According to Mernard, Washoe County operates 19 separate water systems, and most were built and dedicated by developers who drilled the wells or tapped surface water, built the pipelines and then gave the infrastructure to the county to operate.
She said the Fish Springs Ranch project will be the largest water project in the area, except for the Truckee River, which supplies about 80,000 acre-feet of water.
Menard said the Nevada State Engineer has taken a very conservative approach toward the Fish Ranch Springs project.
While there is a provision in the agreement for Vidler to extract another 5,000 acre-feet of water per year, Menard said the state engineer wants the project to prove its sustainability before allowing it to expand. She said the health of the project will be extensively monitored over the next five or ten years.
Menard said the project will only expand if there are no negative effects on Washoe County or anyone else.
According to Menard, the original project proposed about 20 years ago would have extracted nearly twice as much water.
“Vidler believes there is a sustainable amount of water,” Menard said. “Having a dependable, reliable, sustainable source of water is something Vidler and the Washoe County care a great deal about.
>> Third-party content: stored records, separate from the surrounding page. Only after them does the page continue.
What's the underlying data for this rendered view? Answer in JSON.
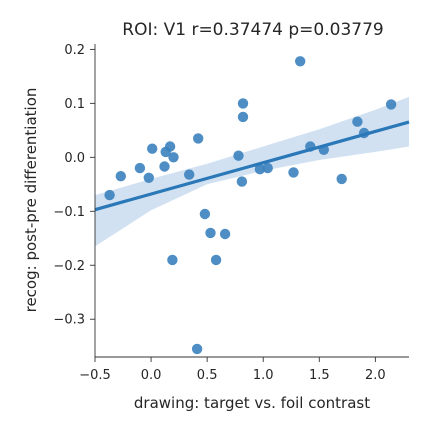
{
  "chart_data": {
    "type": "scatter",
    "title": "ROI: V1  r=0.37474  p=0.03779",
    "xlabel": "drawing: target vs. foil contrast",
    "ylabel": "recog: post-pre differentiation",
    "xlim": [
      -0.5,
      2.3
    ],
    "ylim": [
      -0.37,
      0.21
    ],
    "xticks": [
      -0.5,
      0.0,
      0.5,
      1.0,
      1.5,
      2.0
    ],
    "xtick_labels": [
      "−0.5",
      "0.0",
      "0.5",
      "1.0",
      "1.5",
      "2.0"
    ],
    "yticks": [
      -0.3,
      -0.2,
      -0.1,
      0.0,
      0.1,
      0.2
    ],
    "ytick_labels": [
      "−0.3",
      "−0.2",
      "−0.1",
      "0.0",
      "0.1",
      "0.2"
    ],
    "grid": false,
    "colors": {
      "points": "#3b82be",
      "line": "#2a78b8",
      "band": "#c9dcee"
    },
    "points": [
      {
        "x": -0.37,
        "y": -0.07
      },
      {
        "x": -0.27,
        "y": -0.035
      },
      {
        "x": -0.1,
        "y": -0.02
      },
      {
        "x": -0.02,
        "y": -0.038
      },
      {
        "x": 0.01,
        "y": 0.016
      },
      {
        "x": 0.12,
        "y": -0.017
      },
      {
        "x": 0.13,
        "y": 0.01
      },
      {
        "x": 0.17,
        "y": 0.02
      },
      {
        "x": 0.2,
        "y": 0.0
      },
      {
        "x": 0.19,
        "y": -0.19
      },
      {
        "x": 0.34,
        "y": -0.032
      },
      {
        "x": 0.42,
        "y": 0.035
      },
      {
        "x": 0.48,
        "y": -0.105
      },
      {
        "x": 0.53,
        "y": -0.14
      },
      {
        "x": 0.58,
        "y": -0.19
      },
      {
        "x": 0.66,
        "y": -0.142
      },
      {
        "x": 0.41,
        "y": -0.355
      },
      {
        "x": 0.78,
        "y": 0.003
      },
      {
        "x": 0.81,
        "y": -0.045
      },
      {
        "x": 0.82,
        "y": 0.1
      },
      {
        "x": 0.82,
        "y": 0.075
      },
      {
        "x": 0.97,
        "y": -0.022
      },
      {
        "x": 1.04,
        "y": -0.02
      },
      {
        "x": 1.27,
        "y": -0.028
      },
      {
        "x": 1.33,
        "y": 0.178
      },
      {
        "x": 1.42,
        "y": 0.02
      },
      {
        "x": 1.54,
        "y": 0.014
      },
      {
        "x": 1.7,
        "y": -0.04
      },
      {
        "x": 1.84,
        "y": 0.066
      },
      {
        "x": 1.9,
        "y": 0.045
      },
      {
        "x": 2.14,
        "y": 0.098
      }
    ],
    "regression": {
      "slope": 0.058,
      "intercept": -0.068
    },
    "ci_band": {
      "x": [
        -0.5,
        0.0,
        0.5,
        1.0,
        1.5,
        2.0,
        2.3
      ],
      "lower": [
        -0.165,
        -0.098,
        -0.05,
        -0.025,
        -0.005,
        0.01,
        0.02
      ],
      "upper": [
        -0.07,
        -0.04,
        -0.012,
        0.02,
        0.052,
        0.088,
        0.112
      ]
    }
  }
}
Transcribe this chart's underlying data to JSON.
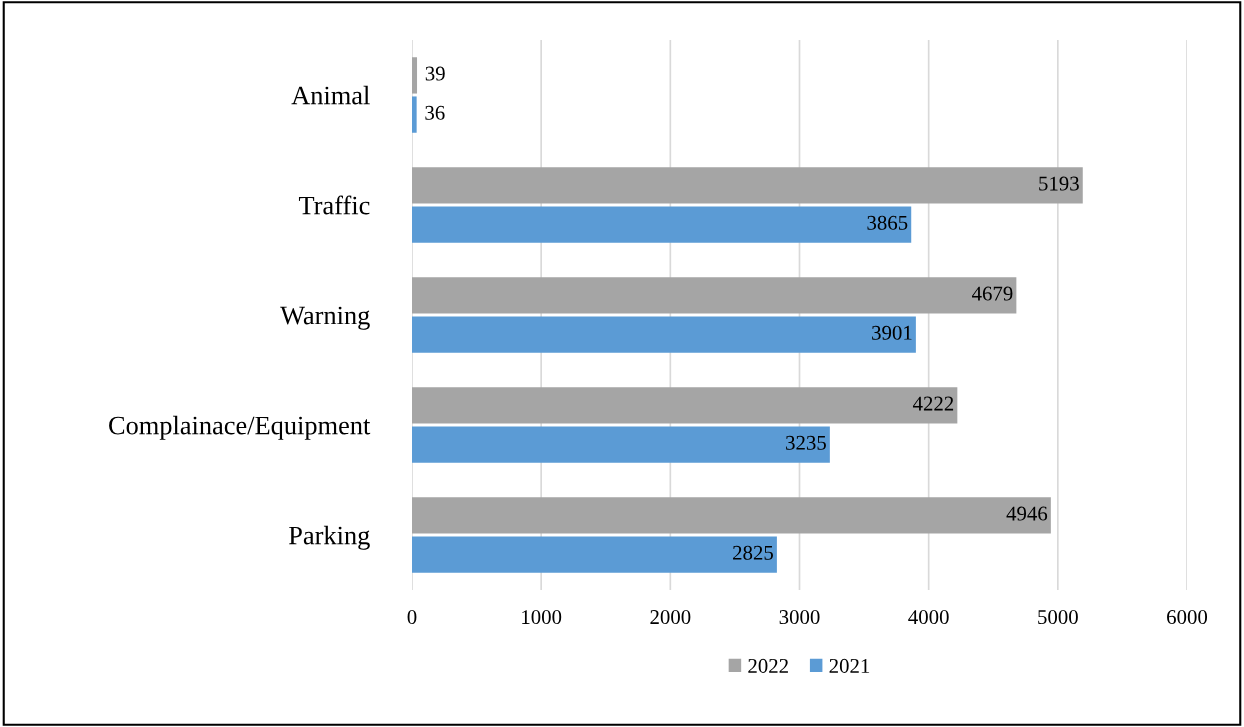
{
  "chart_data": {
    "type": "bar",
    "orientation": "horizontal",
    "categories": [
      "Animal",
      "Traffic",
      "Warning",
      "Complainace/Equipment",
      "Parking"
    ],
    "series": [
      {
        "name": "2022",
        "color": "#a5a5a5",
        "values": [
          39,
          5193,
          4679,
          4222,
          4946
        ]
      },
      {
        "name": "2021",
        "color": "#5b9bd5",
        "values": [
          36,
          3865,
          3901,
          3235,
          2825
        ]
      }
    ],
    "xlim": [
      0,
      6000
    ],
    "xticks": [
      0,
      1000,
      2000,
      3000,
      4000,
      5000,
      6000
    ],
    "grid": "x",
    "legend": "bottom",
    "data_labels": true
  }
}
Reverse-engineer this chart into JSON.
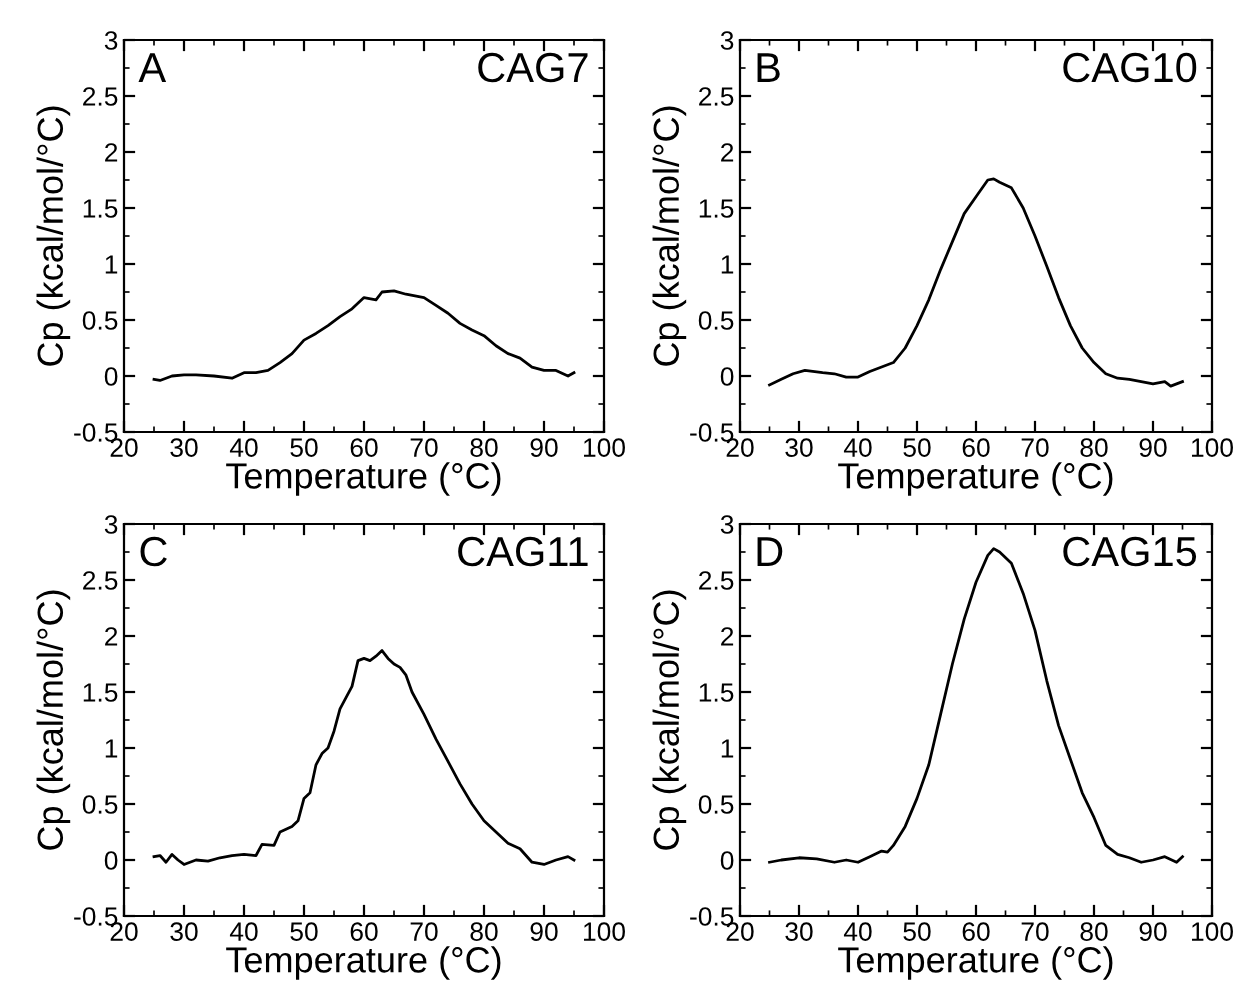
{
  "chart_data": [
    {
      "type": "line",
      "annotations": [
        "A",
        "CAG7"
      ],
      "xlabel": "Temperature (°C)",
      "ylabel": "Cp (kcal/mol/°C)",
      "xlim": [
        20,
        100
      ],
      "ylim": [
        -0.5,
        3
      ],
      "xticks": [
        20,
        30,
        40,
        50,
        60,
        70,
        80,
        90,
        100
      ],
      "yticks": [
        -0.5,
        0,
        0.5,
        1,
        1.5,
        2,
        2.5,
        3
      ],
      "grid": false,
      "legend": false,
      "series": [
        {
          "color": "#000000",
          "x": [
            25,
            26,
            28,
            30,
            32,
            35,
            38,
            40,
            42,
            44,
            46,
            48,
            50,
            52,
            54,
            56,
            58,
            60,
            62,
            63,
            65,
            67,
            70,
            72,
            74,
            76,
            78,
            80,
            82,
            84,
            86,
            88,
            90,
            92,
            94,
            95
          ],
          "values": [
            -0.03,
            -0.04,
            0,
            0.01,
            0.01,
            0,
            -0.02,
            0.03,
            0.03,
            0.05,
            0.12,
            0.2,
            0.32,
            0.38,
            0.45,
            0.53,
            0.6,
            0.7,
            0.68,
            0.75,
            0.76,
            0.73,
            0.7,
            0.63,
            0.56,
            0.47,
            0.41,
            0.36,
            0.27,
            0.2,
            0.16,
            0.08,
            0.05,
            0.05,
            0,
            0.03
          ]
        }
      ]
    },
    {
      "type": "line",
      "annotations": [
        "B",
        "CAG10"
      ],
      "xlabel": "Temperature (°C)",
      "ylabel": "Cp (kcal/mol/°C)",
      "xlim": [
        20,
        100
      ],
      "ylim": [
        -0.5,
        3
      ],
      "xticks": [
        20,
        30,
        40,
        50,
        60,
        70,
        80,
        90,
        100
      ],
      "yticks": [
        -0.5,
        0,
        0.5,
        1,
        1.5,
        2,
        2.5,
        3
      ],
      "grid": false,
      "legend": false,
      "series": [
        {
          "color": "#000000",
          "x": [
            25,
            27,
            29,
            31,
            34,
            36,
            38,
            40,
            42,
            44,
            46,
            48,
            50,
            52,
            54,
            56,
            58,
            60,
            62,
            63,
            64,
            66,
            68,
            70,
            72,
            74,
            76,
            78,
            80,
            82,
            84,
            86,
            88,
            90,
            92,
            93,
            95
          ],
          "values": [
            -0.08,
            -0.03,
            0.02,
            0.05,
            0.03,
            0.02,
            -0.01,
            -0.01,
            0.04,
            0.08,
            0.12,
            0.25,
            0.45,
            0.68,
            0.95,
            1.2,
            1.45,
            1.6,
            1.75,
            1.76,
            1.73,
            1.68,
            1.5,
            1.25,
            0.98,
            0.7,
            0.45,
            0.25,
            0.12,
            0.02,
            -0.02,
            -0.03,
            -0.05,
            -0.07,
            -0.05,
            -0.09,
            -0.05
          ]
        }
      ]
    },
    {
      "type": "line",
      "annotations": [
        "C",
        "CAG11"
      ],
      "xlabel": "Temperature (°C)",
      "ylabel": "Cp (kcal/mol/°C)",
      "xlim": [
        20,
        100
      ],
      "ylim": [
        -0.5,
        3
      ],
      "xticks": [
        20,
        30,
        40,
        50,
        60,
        70,
        80,
        90,
        100
      ],
      "yticks": [
        -0.5,
        0,
        0.5,
        1,
        1.5,
        2,
        2.5,
        3
      ],
      "grid": false,
      "legend": false,
      "series": [
        {
          "color": "#000000",
          "x": [
            25,
            26,
            27,
            28,
            29,
            30,
            32,
            34,
            36,
            38,
            40,
            42,
            43,
            45,
            46,
            48,
            49,
            50,
            51,
            52,
            53,
            54,
            55,
            56,
            57,
            58,
            59,
            60,
            61,
            62,
            63,
            64,
            65,
            66,
            67,
            68,
            70,
            72,
            74,
            76,
            78,
            80,
            82,
            84,
            86,
            88,
            90,
            92,
            94,
            95
          ],
          "values": [
            0.03,
            0.04,
            -0.02,
            0.05,
            0,
            -0.04,
            0,
            -0.01,
            0.02,
            0.04,
            0.05,
            0.04,
            0.14,
            0.13,
            0.25,
            0.3,
            0.35,
            0.55,
            0.6,
            0.85,
            0.95,
            1.0,
            1.15,
            1.35,
            1.45,
            1.55,
            1.78,
            1.8,
            1.78,
            1.82,
            1.87,
            1.8,
            1.75,
            1.72,
            1.65,
            1.5,
            1.3,
            1.08,
            0.88,
            0.68,
            0.5,
            0.35,
            0.25,
            0.15,
            0.1,
            -0.02,
            -0.04,
            0,
            0.03,
            0
          ]
        }
      ]
    },
    {
      "type": "line",
      "annotations": [
        "D",
        "CAG15"
      ],
      "xlabel": "Temperature (°C)",
      "ylabel": "Cp (kcal/mol/°C)",
      "xlim": [
        20,
        100
      ],
      "ylim": [
        -0.5,
        3
      ],
      "xticks": [
        20,
        30,
        40,
        50,
        60,
        70,
        80,
        90,
        100
      ],
      "yticks": [
        -0.5,
        0,
        0.5,
        1,
        1.5,
        2,
        2.5,
        3
      ],
      "grid": false,
      "legend": false,
      "series": [
        {
          "color": "#000000",
          "x": [
            25,
            27,
            30,
            33,
            36,
            38,
            40,
            42,
            44,
            45,
            46,
            48,
            50,
            52,
            54,
            56,
            58,
            60,
            62,
            63,
            64,
            66,
            68,
            70,
            72,
            74,
            76,
            78,
            80,
            82,
            84,
            86,
            88,
            90,
            92,
            94,
            95
          ],
          "values": [
            -0.02,
            0,
            0.02,
            0.01,
            -0.02,
            0,
            -0.02,
            0.03,
            0.08,
            0.07,
            0.13,
            0.3,
            0.55,
            0.85,
            1.3,
            1.75,
            2.15,
            2.48,
            2.72,
            2.78,
            2.75,
            2.65,
            2.38,
            2.05,
            1.6,
            1.2,
            0.9,
            0.6,
            0.38,
            0.13,
            0.05,
            0.02,
            -0.02,
            0,
            0.03,
            -0.02,
            0.03
          ]
        }
      ]
    }
  ]
}
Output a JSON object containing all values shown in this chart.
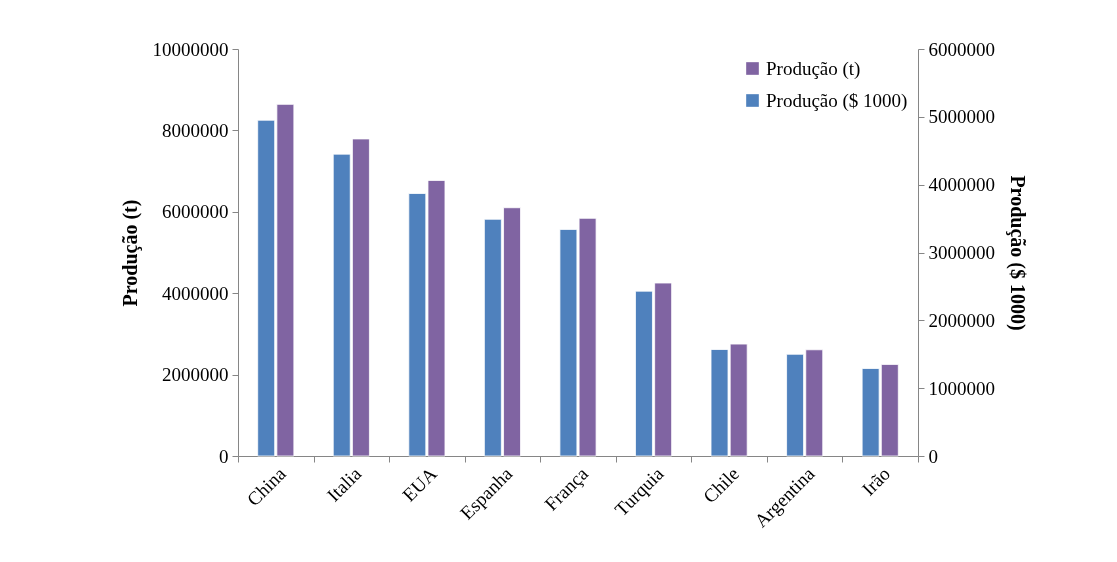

Vidler has made some very significant investments in infrastructure. We’re pretty happy with the project.”
According to its Web site, Vidler acquired the controlling and managing interest of the Fish Springs Ranch, located about 35 miles north of Truckee Meadows in June 2002. The ranch is comprised of nearly 10,000 deeded acres and has approximately 13,000 acre-feet of permitted water rights.
Fish Springs Ranch received the right-of-way grant from the Carson City Field Office of the Bureau of Land Management to construct, operate and maintain a water supply system to supply additional water to the Reno metropolitan area.